BMW Emergency Vehicles

Quickly and Safely on the Road

Development Services for Emergency Vehicles
In the spring of 2003, BMW commissioned the Bertrandt site in Munich to develop emergency vehicles on the basis of the 3 Series saloon and estate models. This was the first time that BMW had assigned all the electrical, electronics and design tasks to an external partner. The start of vehicle production was planned for September 2005.

 

Integrating special equipment
The work involved in integrating the special equipment ranged from developing a variety of electrical and electronic components and wiring loom modules, adapting the vehicle’s electrical system and designing the necessary brackets and retainers inside and outside the vehicle through to developing prototype components and incorporating them into prototype vehicles. The objectives of the project were to allow the equipment to be "fitted on the standard production line" and to be "removed easily and cost-effectively". In addition, special requirements had to be taken into account in the development process. For example, the special equipment in unmarked police cars must not be visible from the outside and therefore had to be integrated into the interior fittings. From the very beginning of the project, the Bertrandt development team worked closely with the relevant departments at BMW to develop the concepts. A project office was set up for the Bertrandt team in order to ensure that the project ran efficiently and that the design (CAD) and electrical development units were closely networked to allow for direct cooperation between the two teams.
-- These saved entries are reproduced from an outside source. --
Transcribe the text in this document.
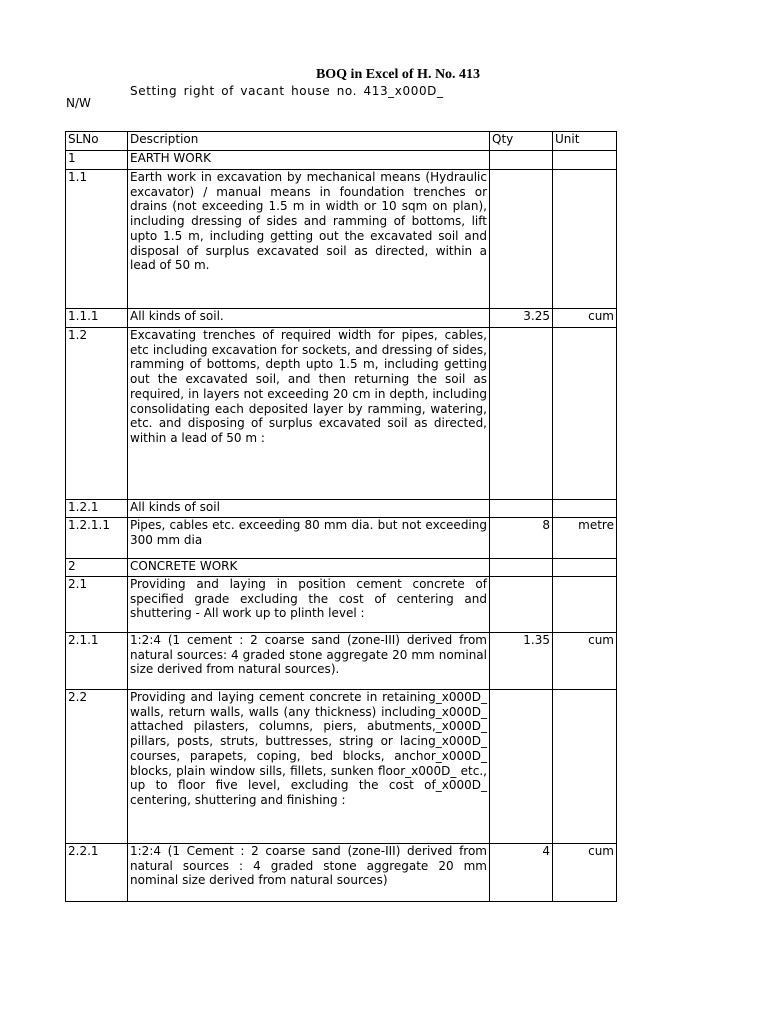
BOQ in Excel of H. No. 413
Setting right of vacant house no. 413_x000D_
N/W
SLNo	Description	Qty	Unit
1	EARTH WORK		
1.1	Earth work in excavation by mechanical means (Hydraulic excavator) / manual means in foundation trenches or drains (not exceeding 1.5 m in width or 10 sqm on plan), including dressing of sides and ramming of bottoms, lift upto 1.5 m, including getting out the excavated soil and disposal of surplus excavated soil as directed, within a lead of 50 m.		
1.1.1	All kinds of soil.	3.25	cum
1.2	Excavating trenches of required width for pipes, cables, etc including excavation for sockets, and dressing of sides, ramming of bottoms, depth upto 1.5 m, including getting out the excavated soil, and then returning the soil as required, in layers not exceeding 20 cm in depth, including consolidating each deposited layer by ramming, watering, etc. and disposing of surplus excavated soil as directed, within a lead of 50 m :		
1.2.1	All kinds of soil		
1.2.1.1	Pipes, cables etc. exceeding 80 mm dia. but not exceeding 300 mm dia	8	metre
2	CONCRETE WORK		
2.1	Providing and laying in position cement concrete of specified grade excluding the cost of centering and shuttering - All work up to plinth level :		
2.1.1	1:2:4 (1 cement : 2 coarse sand (zone-III) derived from natural sources: 4 graded stone aggregate 20 mm nominal size derived from natural sources).	1.35	cum
2.2	Providing and laying cement concrete in retaining_x000D_ walls, return walls, walls (any thickness) including_x000D_ attached pilasters, columns, piers, abutments,_x000D_ pillars, posts, struts, buttresses, string or lacing_x000D_ courses, parapets, coping, bed blocks, anchor_x000D_ blocks, plain window sills, fillets, sunken floor_x000D_ etc., up to floor five level, excluding the cost of_x000D_ centering, shuttering and finishing :		
2.2.1	1:2:4 (1 Cement : 2 coarse sand (zone-III) derived from natural sources : 4 graded stone aggregate 20 mm nominal size derived from natural sources)	4	cum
In order to integrate the electrical components, such as the radio, roof signalling unit, loudspeakers, front and rear signalling units and an additional backup power supply, the standard wiring loom had to be extended. The bodywork and audio wiring loom modules were developed using the "Grivad" tool. Preparations were made for the release of the modules for volume production in close cooperation with the suppliers of the individual emergency vehicle components and the supplier of the wiring loom.

From prototype development through to small-scale production
After the detailed concept design process was completed, the prototype components for mounting the special equipment were produced. Using these parts, it was possible to test the ease of assembly on prototype vehicles on the production line. A wide range of manufacturing processes were used to produce the functional prototypes, ranging from sheet metal working and the creation of polyurethane castings through to coating the plastic components. The special fittings from the various suppliers were modified sufficiently to allow the components to be assembled without problems on the production line. After optimisation loops had been incorporated in the prototyping process, the final concepts and the "final" volume production status were determined. The next step was to verify the production status using volume production processes during the pre-production and production start-up stages.

 

Developing a central control unit

The control centre used to operate the special equipment was developed in parallel with the process of integrating the special fittings. The control centre comes in two different versions with either six or twelve buttons.

At the heart of the control centre is a processor card that collects information from the vehicle and coordinates it with the button positions to produce the appropriate output for the special signal unit or special equipment. The control centre had to be tested for EMC (electromagnetic compatibility) before it could be used in the vehicles.

Since September 2005, Bertrandt has been working on the pre-assembly of the electrical components and on integrating them into the hardware modules that are delivered to the production line as parts sets. The Bertrandt team and BMW are pleased that the production start-up has gone smoothly and that the feedback from the various BMW departments on the collaboration with Bertrandt was universally positive.

Background Information
The trend for leasing amongst car manufacturers is also being extended to emergency vehicles. The manufacturers have developed concepts that allow the vehicles to be converted back to their standard form after a limited period of use. Once the vehicles have been returned to "civilian" status, they can be sold on the normal market. Engineering service providers such as the Bertrandt AG have adapted to meet these new requirements and now offer a complete range of development services for the special equipment in emergency vehicles.